According to the economic analysis, the Metro Denver region benefited from $133.5 million in direct spending and $132.6 million in indirect spending related to hosting the Democratic National Convention. In addition to the $80.4 million in direct spending and $73.5 million in indirect spending generated within the City and County of Denver alone, $2.7 million in Convention-related lodger's taxes, sales and use taxes, and building permit fees flowed into the City of Denver's treasury. (Tax data is not yet available for other metro area cities).
“Based on anecdotal evidence from hotels and restaurants, the positive experiences of our visitors and local residents and the incredible media attention, we knew the Convention was a tremendous success as soon as it was over, but this report demonstrates the economic value that large-scale undertakings like this can bring,” said Richard Scharf, president/CEO of the Denver Metro Convention and Visitors Bureau. “Tourism is Colorado’s second largest industry, and these numbers demonstrate how success in the tourism market can ripple across the region’s entire economy.”
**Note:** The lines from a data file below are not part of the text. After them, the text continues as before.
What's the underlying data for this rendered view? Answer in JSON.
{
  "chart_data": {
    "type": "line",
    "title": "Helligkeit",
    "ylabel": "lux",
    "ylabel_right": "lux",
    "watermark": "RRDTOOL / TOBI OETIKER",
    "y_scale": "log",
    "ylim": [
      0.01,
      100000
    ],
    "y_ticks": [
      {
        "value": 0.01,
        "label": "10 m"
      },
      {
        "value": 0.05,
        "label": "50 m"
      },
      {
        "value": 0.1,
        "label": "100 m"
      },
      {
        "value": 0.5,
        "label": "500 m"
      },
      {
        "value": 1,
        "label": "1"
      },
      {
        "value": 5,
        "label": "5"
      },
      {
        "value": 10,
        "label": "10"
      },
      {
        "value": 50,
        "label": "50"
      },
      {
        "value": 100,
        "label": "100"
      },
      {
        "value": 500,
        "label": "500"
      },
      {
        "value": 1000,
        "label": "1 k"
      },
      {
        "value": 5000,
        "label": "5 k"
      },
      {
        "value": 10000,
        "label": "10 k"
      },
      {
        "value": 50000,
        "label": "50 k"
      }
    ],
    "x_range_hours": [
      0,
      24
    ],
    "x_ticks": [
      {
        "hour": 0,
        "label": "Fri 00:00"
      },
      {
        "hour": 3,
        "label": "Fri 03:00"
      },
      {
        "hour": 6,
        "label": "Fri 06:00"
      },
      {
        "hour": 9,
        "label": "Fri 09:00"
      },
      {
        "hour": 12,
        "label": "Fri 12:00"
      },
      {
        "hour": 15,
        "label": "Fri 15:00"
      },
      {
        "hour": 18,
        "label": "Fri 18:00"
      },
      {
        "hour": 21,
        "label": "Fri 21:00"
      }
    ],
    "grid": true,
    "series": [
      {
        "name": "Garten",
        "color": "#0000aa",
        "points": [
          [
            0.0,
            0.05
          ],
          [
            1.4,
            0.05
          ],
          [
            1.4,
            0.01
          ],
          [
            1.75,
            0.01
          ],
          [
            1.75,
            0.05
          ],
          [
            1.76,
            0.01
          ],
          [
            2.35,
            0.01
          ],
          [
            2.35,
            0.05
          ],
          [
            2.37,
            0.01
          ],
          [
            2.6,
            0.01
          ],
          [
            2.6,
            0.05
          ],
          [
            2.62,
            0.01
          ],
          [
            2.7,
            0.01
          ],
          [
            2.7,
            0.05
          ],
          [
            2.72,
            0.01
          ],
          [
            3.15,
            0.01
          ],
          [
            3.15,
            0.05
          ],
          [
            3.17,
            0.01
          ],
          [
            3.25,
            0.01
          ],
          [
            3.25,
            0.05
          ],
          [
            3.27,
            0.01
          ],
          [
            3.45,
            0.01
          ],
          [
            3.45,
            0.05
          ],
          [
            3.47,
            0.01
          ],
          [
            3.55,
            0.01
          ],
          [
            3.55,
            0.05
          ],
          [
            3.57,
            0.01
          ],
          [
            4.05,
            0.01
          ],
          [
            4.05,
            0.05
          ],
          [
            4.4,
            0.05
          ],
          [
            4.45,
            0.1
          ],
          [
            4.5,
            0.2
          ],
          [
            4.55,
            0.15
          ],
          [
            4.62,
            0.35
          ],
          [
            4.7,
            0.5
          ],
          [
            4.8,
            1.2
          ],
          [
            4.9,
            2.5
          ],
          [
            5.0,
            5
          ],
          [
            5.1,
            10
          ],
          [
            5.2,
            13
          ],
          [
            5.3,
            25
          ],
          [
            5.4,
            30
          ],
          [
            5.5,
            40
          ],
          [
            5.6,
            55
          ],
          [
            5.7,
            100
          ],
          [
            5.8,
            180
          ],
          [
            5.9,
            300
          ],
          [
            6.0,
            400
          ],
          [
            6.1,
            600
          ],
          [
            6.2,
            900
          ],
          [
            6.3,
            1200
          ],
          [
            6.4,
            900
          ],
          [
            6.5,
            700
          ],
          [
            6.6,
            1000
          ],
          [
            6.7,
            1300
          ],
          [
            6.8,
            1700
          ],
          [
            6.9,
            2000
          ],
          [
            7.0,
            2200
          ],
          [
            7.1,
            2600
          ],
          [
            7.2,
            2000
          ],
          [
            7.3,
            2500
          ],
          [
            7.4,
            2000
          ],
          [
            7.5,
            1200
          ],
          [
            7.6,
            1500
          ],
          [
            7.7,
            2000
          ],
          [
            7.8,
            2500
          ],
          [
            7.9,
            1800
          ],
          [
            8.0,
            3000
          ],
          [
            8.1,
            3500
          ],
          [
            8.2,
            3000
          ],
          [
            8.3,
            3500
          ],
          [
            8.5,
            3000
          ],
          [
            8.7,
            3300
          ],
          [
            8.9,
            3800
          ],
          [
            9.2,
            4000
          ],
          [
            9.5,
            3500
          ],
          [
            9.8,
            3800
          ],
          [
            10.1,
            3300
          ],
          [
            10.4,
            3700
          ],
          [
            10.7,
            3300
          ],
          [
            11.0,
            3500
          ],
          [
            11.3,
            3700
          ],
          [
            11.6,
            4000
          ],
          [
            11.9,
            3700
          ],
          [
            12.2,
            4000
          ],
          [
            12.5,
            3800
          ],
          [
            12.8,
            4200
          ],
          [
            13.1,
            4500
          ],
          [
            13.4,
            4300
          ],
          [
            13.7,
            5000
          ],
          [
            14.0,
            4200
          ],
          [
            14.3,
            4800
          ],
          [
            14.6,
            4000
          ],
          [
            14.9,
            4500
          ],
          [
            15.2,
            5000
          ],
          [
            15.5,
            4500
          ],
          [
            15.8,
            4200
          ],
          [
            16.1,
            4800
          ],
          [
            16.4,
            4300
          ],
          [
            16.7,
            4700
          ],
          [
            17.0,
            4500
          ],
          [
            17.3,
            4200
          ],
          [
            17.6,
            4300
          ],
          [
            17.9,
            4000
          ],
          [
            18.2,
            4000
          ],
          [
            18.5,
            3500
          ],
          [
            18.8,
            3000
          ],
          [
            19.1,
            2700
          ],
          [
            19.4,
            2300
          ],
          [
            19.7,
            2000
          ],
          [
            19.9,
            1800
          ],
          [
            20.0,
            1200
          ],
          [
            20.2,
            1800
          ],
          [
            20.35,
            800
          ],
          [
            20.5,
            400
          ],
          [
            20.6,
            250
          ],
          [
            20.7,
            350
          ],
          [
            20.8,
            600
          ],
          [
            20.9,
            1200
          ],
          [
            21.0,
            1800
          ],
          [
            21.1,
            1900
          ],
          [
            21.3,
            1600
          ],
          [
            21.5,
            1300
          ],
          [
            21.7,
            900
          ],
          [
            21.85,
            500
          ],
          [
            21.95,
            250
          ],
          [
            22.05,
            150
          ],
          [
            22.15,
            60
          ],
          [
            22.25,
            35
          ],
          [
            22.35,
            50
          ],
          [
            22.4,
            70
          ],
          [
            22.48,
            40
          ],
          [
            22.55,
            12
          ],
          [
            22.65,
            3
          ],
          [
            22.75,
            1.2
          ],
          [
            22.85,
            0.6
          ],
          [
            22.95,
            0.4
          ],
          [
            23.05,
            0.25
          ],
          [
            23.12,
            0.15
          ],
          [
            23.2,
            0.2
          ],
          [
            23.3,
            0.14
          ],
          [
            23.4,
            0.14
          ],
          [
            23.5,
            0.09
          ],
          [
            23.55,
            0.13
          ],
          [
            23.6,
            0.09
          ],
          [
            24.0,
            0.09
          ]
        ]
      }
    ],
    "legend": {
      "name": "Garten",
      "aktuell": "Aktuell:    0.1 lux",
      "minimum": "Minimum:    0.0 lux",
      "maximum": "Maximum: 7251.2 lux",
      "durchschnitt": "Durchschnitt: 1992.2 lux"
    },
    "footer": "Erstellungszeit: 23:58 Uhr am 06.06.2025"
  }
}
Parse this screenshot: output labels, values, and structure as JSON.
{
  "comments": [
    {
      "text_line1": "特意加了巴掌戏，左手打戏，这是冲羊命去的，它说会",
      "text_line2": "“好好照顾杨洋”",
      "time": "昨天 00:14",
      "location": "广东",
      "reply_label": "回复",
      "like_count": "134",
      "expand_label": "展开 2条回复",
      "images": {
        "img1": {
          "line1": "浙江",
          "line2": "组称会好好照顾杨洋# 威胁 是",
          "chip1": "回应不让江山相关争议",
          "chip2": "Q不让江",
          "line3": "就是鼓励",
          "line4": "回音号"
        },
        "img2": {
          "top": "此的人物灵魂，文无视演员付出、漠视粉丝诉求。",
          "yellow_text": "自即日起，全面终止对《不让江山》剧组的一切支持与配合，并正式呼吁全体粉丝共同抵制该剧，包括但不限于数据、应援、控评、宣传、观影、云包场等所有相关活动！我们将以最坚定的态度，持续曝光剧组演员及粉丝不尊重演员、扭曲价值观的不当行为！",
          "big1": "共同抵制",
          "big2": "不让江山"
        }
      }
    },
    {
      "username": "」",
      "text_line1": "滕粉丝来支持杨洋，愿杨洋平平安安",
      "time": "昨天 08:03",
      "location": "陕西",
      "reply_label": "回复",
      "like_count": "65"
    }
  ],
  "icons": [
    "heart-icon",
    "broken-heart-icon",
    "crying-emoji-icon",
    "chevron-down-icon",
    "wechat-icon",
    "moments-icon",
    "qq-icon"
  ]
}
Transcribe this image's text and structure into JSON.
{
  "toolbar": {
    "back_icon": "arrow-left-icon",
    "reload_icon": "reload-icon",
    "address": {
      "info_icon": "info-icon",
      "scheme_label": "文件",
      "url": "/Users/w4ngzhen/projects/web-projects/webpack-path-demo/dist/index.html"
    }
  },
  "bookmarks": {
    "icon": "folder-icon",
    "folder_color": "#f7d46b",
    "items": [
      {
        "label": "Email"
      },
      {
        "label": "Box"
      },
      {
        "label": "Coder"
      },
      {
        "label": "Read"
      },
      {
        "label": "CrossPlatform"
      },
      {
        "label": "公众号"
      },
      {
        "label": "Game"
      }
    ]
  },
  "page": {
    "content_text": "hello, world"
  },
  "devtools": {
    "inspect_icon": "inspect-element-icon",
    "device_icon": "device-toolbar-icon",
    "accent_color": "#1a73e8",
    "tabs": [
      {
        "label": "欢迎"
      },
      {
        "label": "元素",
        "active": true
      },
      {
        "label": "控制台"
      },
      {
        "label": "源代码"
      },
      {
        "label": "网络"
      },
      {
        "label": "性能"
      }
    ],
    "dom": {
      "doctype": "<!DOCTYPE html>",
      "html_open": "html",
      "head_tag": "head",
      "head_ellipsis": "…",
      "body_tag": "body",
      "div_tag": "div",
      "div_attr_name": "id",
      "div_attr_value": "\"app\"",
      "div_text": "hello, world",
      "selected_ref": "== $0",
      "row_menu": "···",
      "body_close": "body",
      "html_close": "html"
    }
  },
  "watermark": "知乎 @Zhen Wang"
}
Security-related expenses were covered by a $50 million federal grant, 80% of which was spent in Denver metro area. All other Convention expenses were funded by private donations to the Denver 2008 Convention Host Committee. According to the Host Committee's financial disclosure report released today, 79 percent of the $55 million in cash contributions the Host Committee raised was donated from organizations and individuals outside of Colorado, and $27.7 million of the funds were spent on goods or services from Colorado-based companies.
“Hosting a national political convention produces not only short-term economic benefits, but it plants seeds for long-term opportunities,” said Tom Clark, executive vice president of the Metro Denver Economic Development Corporation. “Eighty percent of business decisions to relocate to or open an office in a new city are sparked by a visit as a tourist. By hosting a first-class event and showcasing Metro Denver in the best light possible to 50,000 opinion-leading visitors – including 16,000+ members of the media – we created a once-in-a-lifetime marketing opportunity that we will leverage well into the future.”
The economic analysis within Denver’s comprehensive impact report was performed by economist Patricia Silverstein of Development Research Partners and underwritten by the Denver 2008 Convention Host Committee.
“Downtown Denver experienced unprecedented activity during the Democratic National Convention, providing exciting opportunities for local businesses and residents,” said Tami Door, president/CEO of the Downtown Denver Partnership. “But while downtown Denver was the epicenter of Convention activity, the economic benefits clearly spread throughout the metro area demonstrating the tremendous value a strong urban core and region have to each other.”